Llega la semana santa y todo el mundo se apunta a ella, los cristianos más
devotos, los no practicantes, los menos creyentes, los ateos más acérrimos,
incluso los agnósticos dubitativos. Y es
que es difícil renunciar a las vacaciones, torrijas y platos de potaje, a las
procesiones en masa y las quemas de Judas acompañadas de juegos infantiles, de toda la vida.
Aunque me desvío de la razón y la lógica, hoy invocaré a las tradiciones, ya
que nuestra cultura hoy en día que está en peligro de extinción como
consecuencia del depredador globalizador.

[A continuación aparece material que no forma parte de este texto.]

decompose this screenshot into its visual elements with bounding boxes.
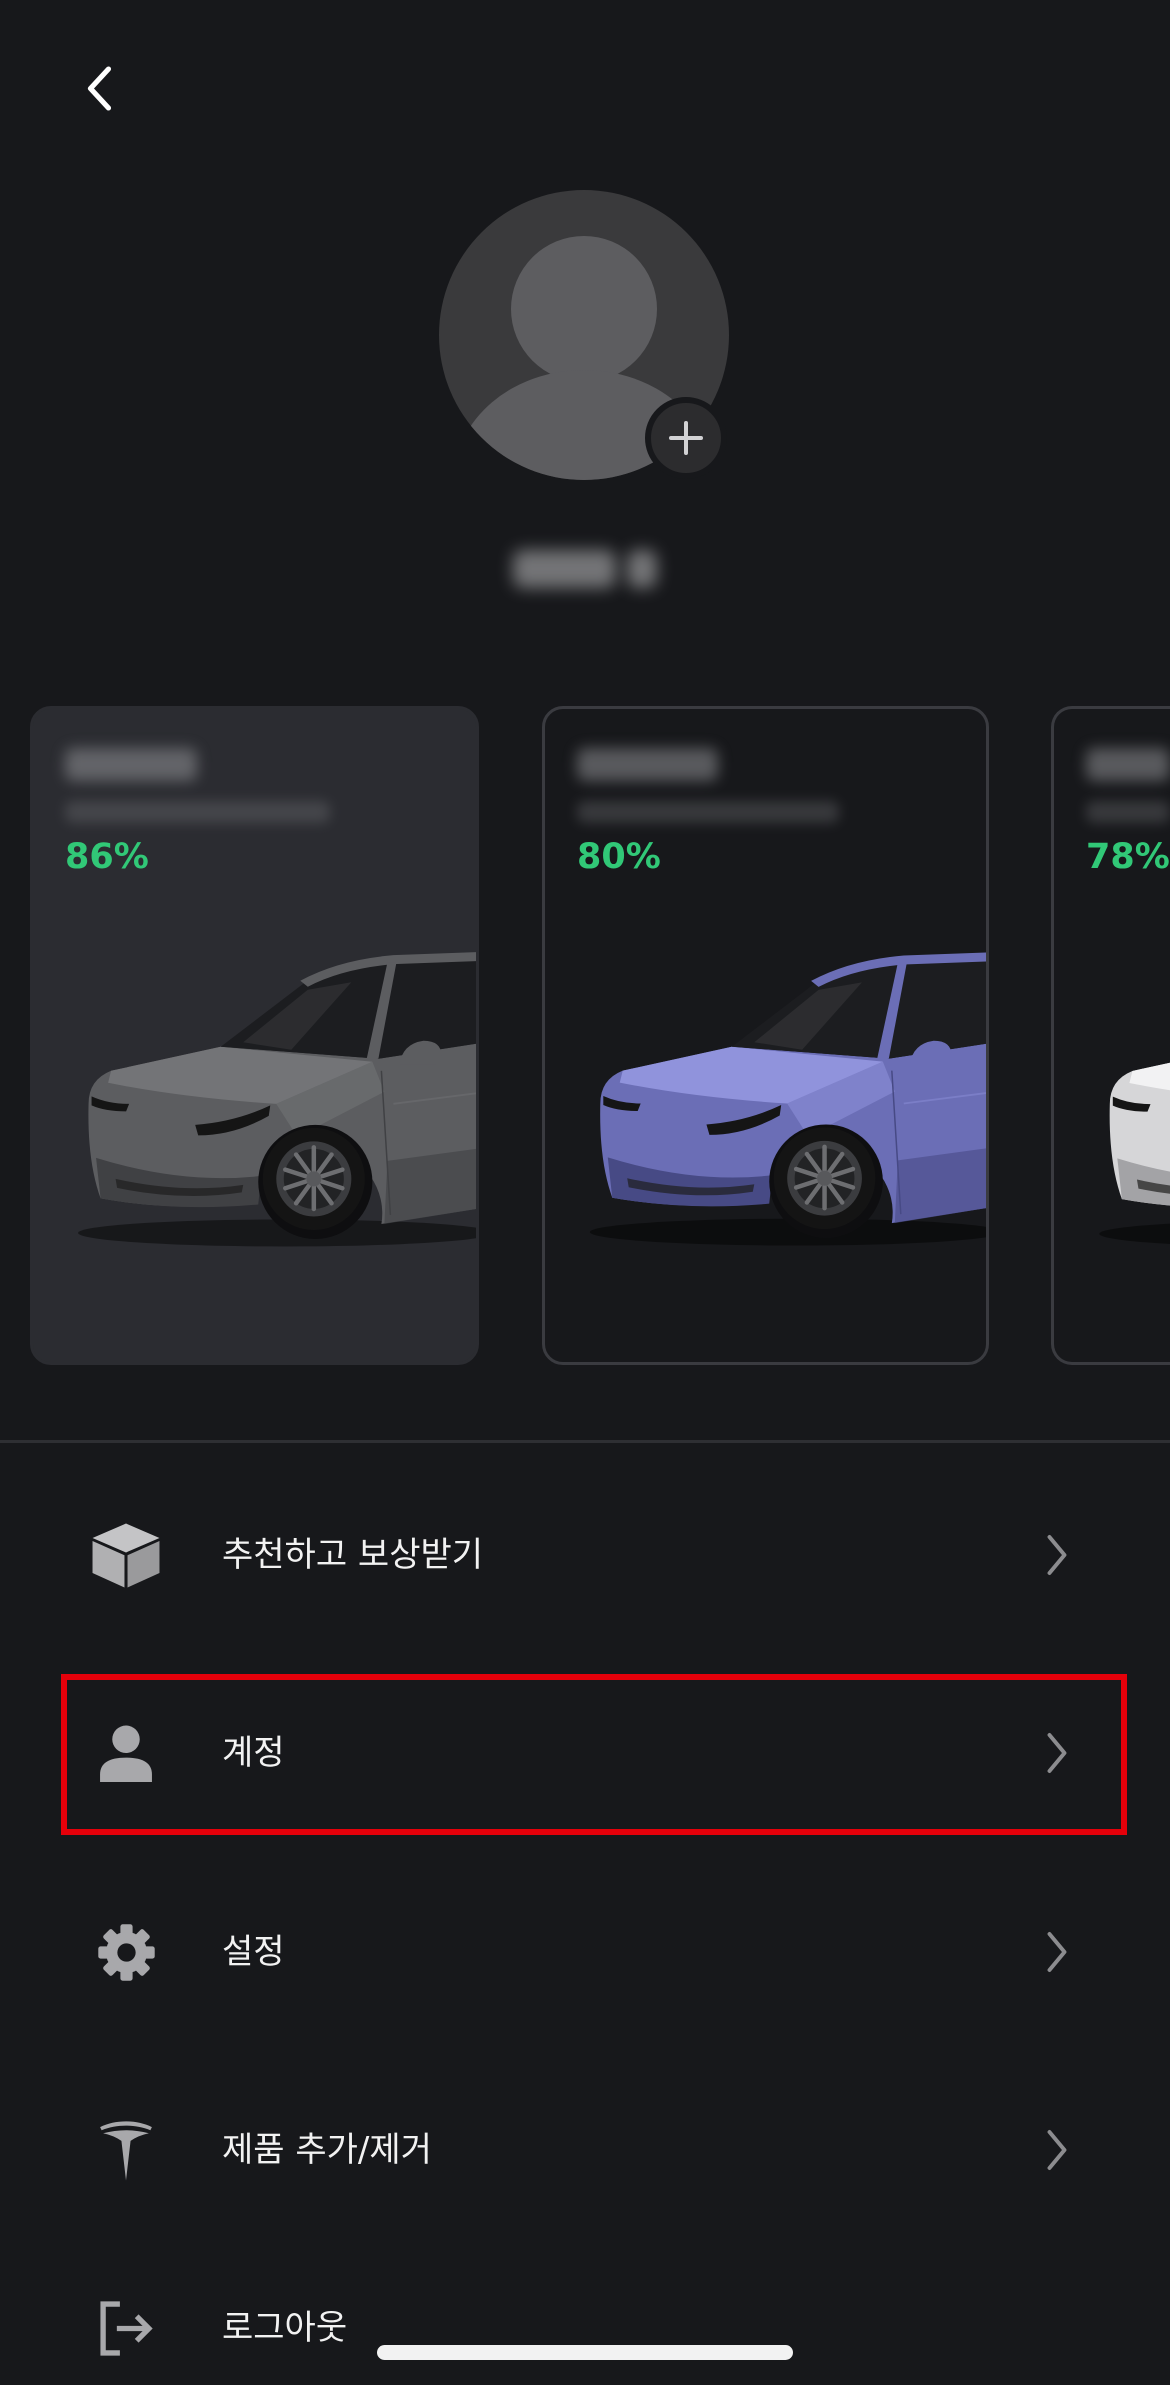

Y es que hoy en día cerrarse en
bando ante el fenómeno globalizador es casi “suicidarse a la realidad”, porque
las garras de las empresas universales tienden
a deshacer todo lo propio de una comunidad, de una nación, de una cultura,
tanto sus economías como sus costumbres.
Por ello debemos defender nuestras tradiciones, nuestro yo local, frente a
la desgarradoras fuerzas del capital y cultura global, en la que prima como
válido los que unos pocos deciden que es bueno. Y aunque no soy de los extremistas
que dicen que nunca va al burguer, es que no tiene comparación esa gastronomía
rápida con el sabor de nuestras tradiciones, nuestras torrijas y potajes en sus distintas variedades. Además la emoción del clamor popular, de la celebración, las propias
imágenes adquieren dimensiones emblemáticas como referentes simbólicas de
barrios, pueblos, ciudades y sectores sociales, que reivindican los nuestro, lo
propio.
Por suerte, lejos de perder importancia, incluso
ha resurgido en lugares donde había desaparecido, y se ha implantado en otros
donde nunca antes se habían realizado rituales como los que hoy tienen lugar.
La Semana Santa constituye, pues, un fenómeno cultural complejo cuyas
funciones, significados y formas, desbordan ampliamente su dimensión religiosa,
y su interpretación acoge dimensiones sociales, económicas, estéticas,
emocionales y sobre todo identitarias.